O bloqueio afetou a passagem de observadores, chefes de Estado e profissionais de imprensa. Com isso, as forças de segurança ampliaram o efetivo na Avenida Brigadeiro Protásio, via que concentra um dos principais acessos ao local.





Além de agentes das Polícias Civil e Militar, equipes do Exército passaram a atuar no entorno. Durante a manhã a cavalaria da Polícia Militar também foi posicionada na região.

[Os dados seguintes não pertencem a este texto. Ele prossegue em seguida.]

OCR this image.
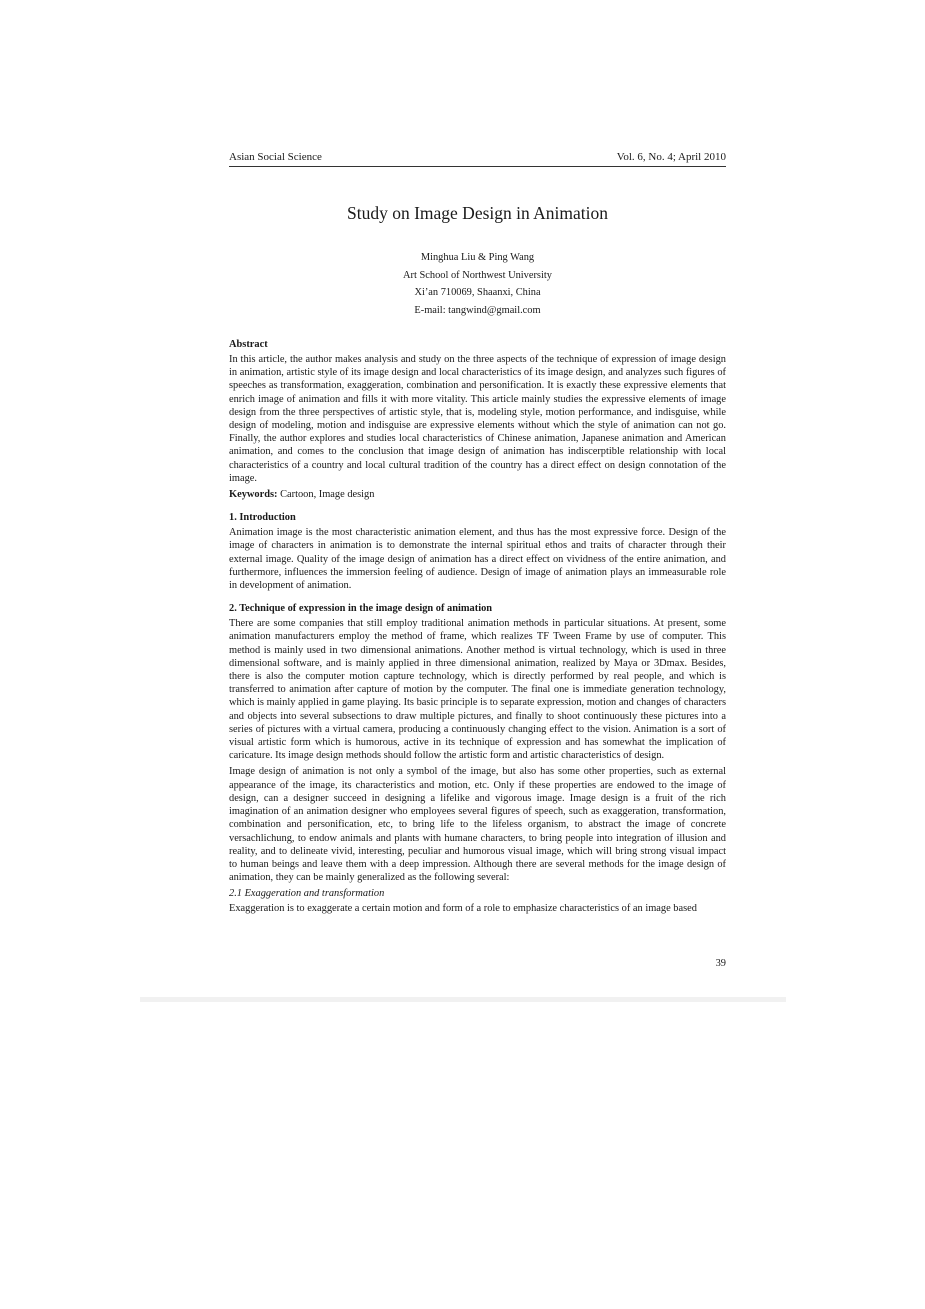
Asian Social Science	Vol. 6, No. 4; April 2010
Study on Image Design in Animation
Minghua Liu & Ping Wang
Art School of Northwest University
Xi’an 710069, Shaanxi, China
E-mail: tangwind@gmail.com
Abstract

In this article, the author makes analysis and study on the three aspects of the technique of expression of image design in animation, artistic style of its image design and local characteristics of its image design, and analyzes such figures of speeches as transformation, exaggeration, combination and personification. It is exactly these expressive elements that enrich image of animation and fills it with more vitality. This article mainly studies the expressive elements of image design from the three perspectives of artistic style, that is, modeling style, motion performance, and indisguise, while design of modeling, motion and indisguise are expressive elements without which the style of animation can not go. Finally, the author explores and studies local characteristics of Chinese animation, Japanese animation and American animation, and comes to the conclusion that image design of animation has indiscerptible relationship with local characteristics of a country and local cultural tradition of the country has a direct effect on design connotation of the image.

Keywords: Cartoon, Image design
1. Introduction

Animation image is the most characteristic animation element, and thus has the most expressive force. Design of the image of characters in animation is to demonstrate the internal spiritual ethos and traits of character through their external image. Quality of the image design of animation has a direct effect on vividness of the entire animation, and furthermore, influences the immersion feeling of audience. Design of image of animation plays an immeasurable role in development of animation.

2. Technique of expression in the image design of animation

There are some companies that still employ traditional animation methods in particular situations. At present, some animation manufacturers employ the method of frame, which realizes TF Tween Frame by use of computer. This method is mainly used in two dimensional animations. Another method is virtual technology, which is used in three dimensional software, and is mainly applied in three dimensional animation, realized by Maya or 3Dmax. Besides, there is also the computer motion capture technology, which is directly performed by real people, and which is transferred to animation after capture of motion by the computer. The final one is immediate generation technology, which is mainly applied in game playing. Its basic principle is to separate expression, motion and changes of characters and objects into several subsections to draw multiple pictures, and finally to shoot continuously these pictures into a series of pictures with a virtual camera, producing a continuously changing effect to the vision. Animation is a sort of visual artistic form which is humorous, active in its technique of expression and has somewhat the implication of caricature. Its image design methods should follow the artistic form and artistic characteristics of design.

Image design of animation is not only a symbol of the image, but also has some other properties, such as external appearance of the image, its characteristics and motion, etc. Only if these properties are endowed to the image of design, can a designer succeed in designing a lifelike and vigorous image. Image design is a fruit of the rich imagination of an animation designer who employees several figures of speech, such as exaggeration, transformation, combination and personification, etc, to bring life to the lifeless organism, to abstract the image of concrete versachlichung, to endow animals and plants with humane characters, to bring people into integration of illusion and reality, and to delineate vivid, interesting, peculiar and humorous visual image, which will bring strong visual impact to human beings and leave them with a deep impression. Although there are several methods for the image design of animation, they can be mainly generalized as the following several:

2.1 Exaggeration and transformation

Exaggeration is to exaggerate a certain motion and form of a role to emphasize characteristics of an image based

39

Ao entrar pelo primeiro portão de acesso, era possível observar forças especiais, infantaria de choque e integrantes da Força Nacional, vinculada ao Ministério da Justiça e Segurança Pública.
Reunião entre Munduruku e autoridades da COP30
Horas após o protesto, lideranças Munduruku participaram de uma reunião no espaço oficial da conferência com o presidente da COP30, André Corrêa do Lago, e as ministras Sônia Guajajara (Povos Indígenas) e Marina Silva (Meio Ambiente).
O grupo caminhou até a Blue Zone para entregar documentos e cobrar respostas sobre demarcações de terras e obras de infraestrutura que afetam seus territórios.
Corrêa do Lago afirmou que as lideranças apresentaram “preocupações fortes e legítimas” e informou que dois documentos foram recebidos e encaminhados às áreas responsáveis.
Demarcações e processos em andamento
A ministra Sônia Guajajara explicou que um dos territórios reivindicados pelos Munduruku já teve o processo de demarcação assinado pelo ministro da Justiça, Ricardo Lewandowski, e está na Funai para execução da etapa física. Outro processo aguarda portaria declaratória do Ministério da Justiça. “Vamos seguir avançando nesses processos ainda este ano”, disse.
Marina Silva informou que a desintrusão da Terra Indígena Munduruku permanece em andamento, com ações de fiscalização realizadas por Ibama e órgãos parceiros. Ela também tratou de temas como a Ferrogrão e concessões de hidrovias. Segundo Marina, não há pedido de licenciamento da Ferrogrão no Ibama, e o processo segue judicializado.
Participação indígena e demandas por consulta
As lideranças Munduruku também questionaram o processo de credenciamento indígena na COP30. Guajajara afirmou que 360 indígenas foram credenciados para a Blue Zone, sendo 150 da Amazônia, o maior número registrado em conferências do clima.
Alessandra Korap, representante Munduruku, reforçou a necessidade de consulta prévia sobre projetos que podem atingir o território. Ela destacou que o grupo espera uma reunião direta com o presidente Luiz Inácio Lula da Silva para tratar das reivindicações.